By Philip Kennicott
Washington Post Staff Writer
Friday, June 9, 2006
The frame surrounding an image of Abu Musab al-Zarqawi's head, revealed to the world as proof the terrorist is dead, is bizarre. When the picture was displayed at a U.S. military news briefing, Zarqawi's face was seen inside what appeared to be a professional photographic mat job, with a large frame, as if it were something one might preserve and hang on the wall next to other family portraits. One function of frames is to bound an image, and close down its open edges; frames delimit, both physically and by extension, metaphorically. But that was the last thing this frame was doing.
Even as the news was greeting a sleepy America, bursting forth on the morning talk programs and racing around the Internet, the meaning of Zarqawi's death was anything but closed. Virtually no one outside the Iraqi insurgency and other jihadists thought his death was a bad thing, though reports came in that members of Zarqawi's Jordanian family, who had publicly distanced themselves from the killer after he brought his violence to hotels in Amman, were grieving.
In this country, a familiar dynamic played out. Supporters of the war cheered, and criticized the war's opponents (by now a sizable majority of Americans) if they didn't cheer, too. More cautious voices broached the idea -- though at the peril of having their patriotism questioned -- that this may not be the desired turning point in the conflict. They reminded us that we had already seen similar photographs of Uday and Qusay, Saddam Hussein's dead sons, and that Saddam's capture was also supposed to be the beginning of the end of the mayhem.
So will this image, given a strange dignity by its prominent frame, be a defining image of the war? Not likely. Its primary function is forensic. It proves, in an age of skepticism (heightened by a three-year history of official claims about the war turning out to be false), that Zarqawi is indeed dead. But beyond that, the image has little power. Indeed, as with so many images in this war, it is loaded with the potential to backfire.
Among the dissenting voices in the hubbub yesterday were those worried about Zarqawi's status as a martyr. And here, again, the frame plays a very odd role. In many traditions, a framed picture of the deceased suggests something like an icon, something to be venerated. Photographs of journalists photographing the image at the news briefing showed Zarqawi's face looming above them. One might believe, for a moment, that they had gathered to bask in its exalted presence.

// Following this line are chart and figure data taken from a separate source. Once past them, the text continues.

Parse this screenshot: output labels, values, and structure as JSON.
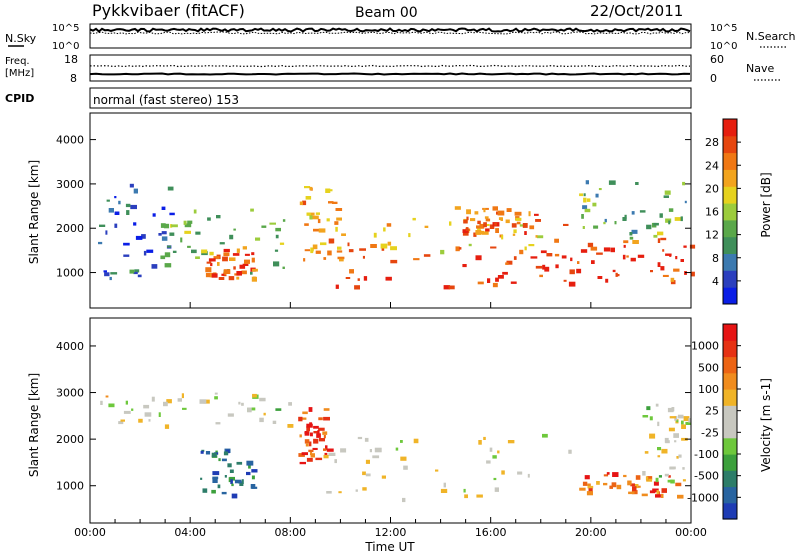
{
  "header": {
    "title": "Pykkvibaer (fitACF)",
    "beam": "Beam 00",
    "date": "22/Oct/2011"
  },
  "top_panels": {
    "nsky_label": "N.Sky",
    "nsky_top_tick": "10^5",
    "nsky_bottom_tick": "10^0",
    "nsearch_label": "N.Search",
    "nsearch_top_tick": "10^5",
    "nsearch_bottom_tick": "10^0",
    "freq_label_line1": "Freq.",
    "freq_label_line2": "[MHz]",
    "freq_top_tick": "18",
    "freq_bottom_tick": "8",
    "nave_label": "Nave",
    "nave_top_tick": "60",
    "nave_bottom_tick": "0",
    "cpid_label": "CPID",
    "cpid_text": "normal (fast stereo) 153"
  },
  "chart_data": [
    {
      "type": "heatmap",
      "name": "power",
      "ylabel": "Slant Range [km]",
      "ylim": [
        200,
        4600
      ],
      "yticks": [
        1000,
        2000,
        3000,
        4000
      ],
      "xlim": [
        0,
        24
      ],
      "colorbar_label": "Power [dB]",
      "colorbar_ticks": [
        4,
        8,
        12,
        16,
        20,
        24,
        28
      ],
      "colorbar_colors": [
        "#0a1ee6",
        "#2b3fbe",
        "#3c7ab0",
        "#3f8f5a",
        "#5aa84a",
        "#9ccc3c",
        "#e6d21e",
        "#f2a41e",
        "#f07814",
        "#e6460f",
        "#e61e0f"
      ],
      "echo_regions": [
        {
          "t0": 0.3,
          "t1": 3.2,
          "r0": 900,
          "r1": 3100,
          "level": 0.2
        },
        {
          "t0": 2.5,
          "t1": 8.0,
          "r0": 1000,
          "r1": 2500,
          "level": 0.45
        },
        {
          "t0": 4.6,
          "t1": 6.5,
          "r0": 900,
          "r1": 1600,
          "level": 0.85
        },
        {
          "t0": 8.3,
          "t1": 10.0,
          "r0": 1300,
          "r1": 3000,
          "level": 0.7
        },
        {
          "t0": 9.5,
          "t1": 19.5,
          "r0": 700,
          "r1": 1600,
          "level": 0.95
        },
        {
          "t0": 10.0,
          "t1": 19.0,
          "r0": 1500,
          "r1": 2300,
          "level": 0.7
        },
        {
          "t0": 14.5,
          "t1": 18.0,
          "r0": 1900,
          "r1": 2500,
          "level": 0.85
        },
        {
          "t0": 19.0,
          "t1": 24.0,
          "r0": 800,
          "r1": 1800,
          "level": 0.9
        },
        {
          "t0": 19.5,
          "t1": 24.0,
          "r0": 1800,
          "r1": 3100,
          "level": 0.4
        }
      ]
    },
    {
      "type": "heatmap",
      "name": "velocity",
      "ylabel": "Slant Range [km]",
      "ylim": [
        200,
        4600
      ],
      "yticks": [
        1000,
        2000,
        3000,
        4000
      ],
      "xlim": [
        0,
        24
      ],
      "xticks": [
        "00:00",
        "04:00",
        "08:00",
        "12:00",
        "16:00",
        "20:00",
        "00:00"
      ],
      "xlabel": "Time UT",
      "colorbar_label": "Velocity [m s-1]",
      "colorbar_ticks": [
        "1000",
        "500",
        "100",
        "25",
        "-25",
        "-100",
        "-500",
        "-1000"
      ],
      "colorbar_colors": [
        "#1e3cb4",
        "#2864a0",
        "#2d7d69",
        "#3ca03c",
        "#6ec83c",
        "#c8c8c0",
        "#c8c8c0",
        "#f0b428",
        "#f08c1e",
        "#ec6414",
        "#e63214",
        "#e61414"
      ],
      "echo_regions": [
        {
          "t0": 0.3,
          "t1": 8.0,
          "r0": 2300,
          "r1": 3000,
          "level": 0.5
        },
        {
          "t0": 4.2,
          "t1": 6.5,
          "r0": 800,
          "r1": 1800,
          "level": 0.15
        },
        {
          "t0": 8.3,
          "t1": 9.5,
          "r0": 1500,
          "r1": 2700,
          "level": 0.85
        },
        {
          "t0": 9.0,
          "t1": 19.5,
          "r0": 700,
          "r1": 2200,
          "level": 0.5
        },
        {
          "t0": 19.5,
          "t1": 23.5,
          "r0": 800,
          "r1": 1300,
          "level": 0.8
        },
        {
          "t0": 22.0,
          "t1": 24.0,
          "r0": 1000,
          "r1": 2800,
          "level": 0.5
        }
      ]
    }
  ]
}
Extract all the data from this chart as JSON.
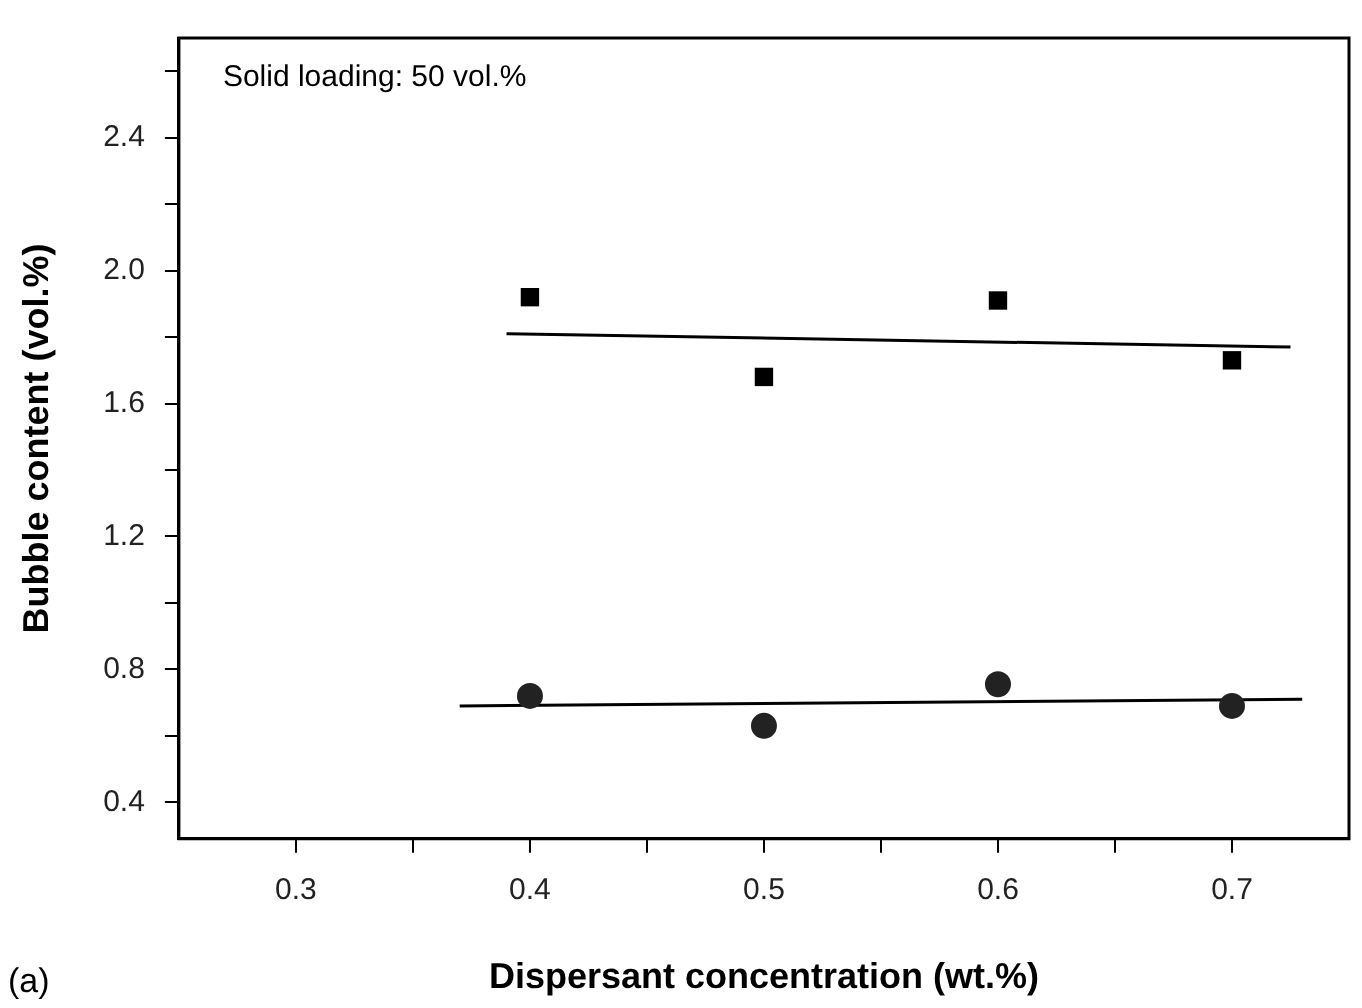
{
  "chart_data": {
    "type": "scatter",
    "xlabel": "Dispersant concentration (wt.%)",
    "ylabel": "Bubble content (vol.%)",
    "annotations": [
      "(a)",
      "Solid loading: 50 vol.%"
    ],
    "xlim": [
      0.25,
      0.75
    ],
    "xticks": [
      0.3,
      {
        "value": 0.35,
        "label": null
      },
      0.4,
      {
        "value": 0.45,
        "label": null
      },
      0.5,
      {
        "value": 0.55,
        "label": null
      },
      0.6,
      {
        "value": 0.65,
        "label": null
      },
      0.7
    ],
    "ylim": [
      0.29,
      2.7
    ],
    "yticks": [
      0.4,
      {
        "value": 0.6,
        "label": null
      },
      0.8,
      {
        "value": 1.0,
        "label": null
      },
      1.2,
      {
        "value": 1.4,
        "label": null
      },
      1.6,
      {
        "value": 1.8,
        "label": null
      },
      {
        "value": 2.0,
        "label": "2.0"
      },
      {
        "value": 2.2,
        "label": null
      },
      2.4,
      {
        "value": 2.6,
        "label": null
      }
    ],
    "grid": false,
    "series": [
      {
        "marker": "square",
        "color": "#000000",
        "x": [
          0.4,
          0.5,
          0.6,
          0.7
        ],
        "values": [
          1.92,
          1.68,
          1.91,
          1.73
        ]
      },
      {
        "marker": "circle",
        "color": "#222222",
        "x": [
          0.4,
          0.5,
          0.6,
          0.7
        ],
        "values": [
          0.72,
          0.63,
          0.755,
          0.69
        ]
      },
      {
        "type": "line",
        "marker": "none",
        "color": "#000000",
        "x": [
          0.39,
          0.725
        ],
        "values": [
          1.81,
          1.77
        ]
      },
      {
        "type": "line",
        "marker": "none",
        "color": "#000000",
        "x": [
          0.37,
          0.73
        ],
        "values": [
          0.69,
          0.71
        ]
      }
    ]
  }
}
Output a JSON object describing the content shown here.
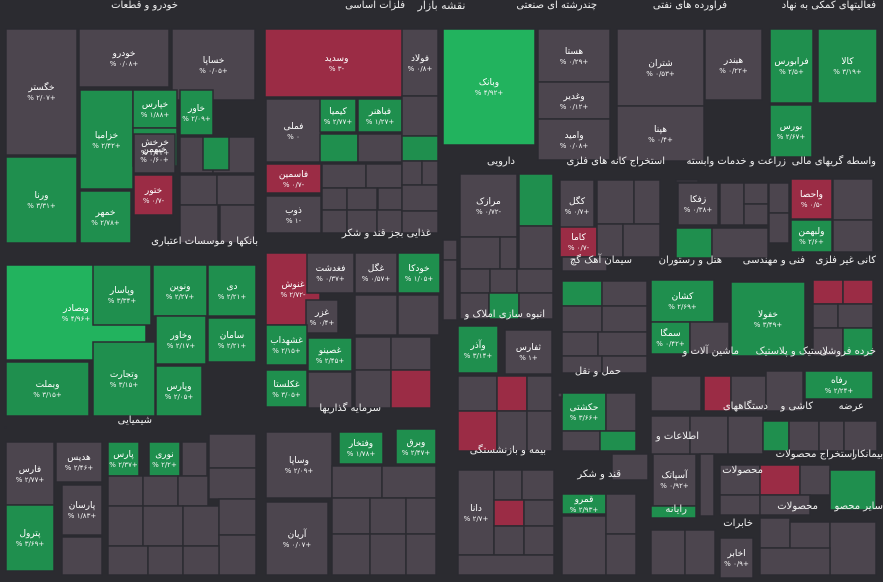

The image itself, a disembodied head, connects this event to the abject misery that Zarqawi had brought to so many people in Iraq over the course of his deadly career. He was the one who reportedly sawed off the head of Nicholas Berg, and now Zarqawi's head was appearing, lifeless, eyes closed, as if it too were somehow detached from his body. For those who want revenge, the head of Zarqawi is a welcome sight; but it reminds others how much this war has been about cycles of killing, retribution, tribal and sectarian violence, and the most primitive destructive urges.
When the White House decided to "roll out a new product" (former chief of staff Andrew Card's phrase) three years ago, the looming war was sold as urgent, with little doubt that it would be fast and clean. We would be liberators; the war would pay for itself. And now we gaze on Zarqawi's face one last time, as he reminds us that the new product wasn't so new; the war turned out to have all too much of what wars have always had in them, death, destruction and chaos. Zarqawi's head forces us to confront once again the most primitive dynamic of war: It's an eye for an eye, or a head for a head.
The framed image of a head also has a disturbing sense of the trophy to it -- proof of another small victory brought home from battle -- which connects it to what might be called the ultimate self-destructing image of victory: the "Mission Accomplished" photo-op staged on an aircraft carrier on May 1, 2003. Even before the war had definitively turned sour, that single image established a pattern. The war would be politicized.
What began as a war of necessity, premised on the slam-dunk certainty that Saddam Hussein was staring us down with weapons of mass destruction, eventually became a war of ideas. If there were no weapons, then at least it was a war of liberation, bringing freedom and democracy to a land in desperate need of both. And when that war devolved into clouds of dust and pools of blood as the country broke into religious and ethnic factions, and the rule of law was extinguished by terrorists and militias, the war of ideas began to seem more like another thing -- a war of trophies.
We may not have victory. Iraq may be a living hell both for those who are fighting to make it better and for those who live there. But we bring home the occasional politically expedient marker of "progress." Major combat operations are over. We got Saddam's sons. We got Saddam. Now we have Zarqawi. The trophy case fills: elections, a constitution, a new government -- everything but peace and stability for an exhausted nation of Iraqis who have died by the tens of thousands during the evolution of this war.
Zarqawi is gone and good riddance. But there's nothing in the image of his face that deserves a frame. It's a small thing, to be sure. But it suggests a cynicism about this war that is profoundly distressing. Our political and military leaders simply can't resist packaging the war and wrapping it up in a bow.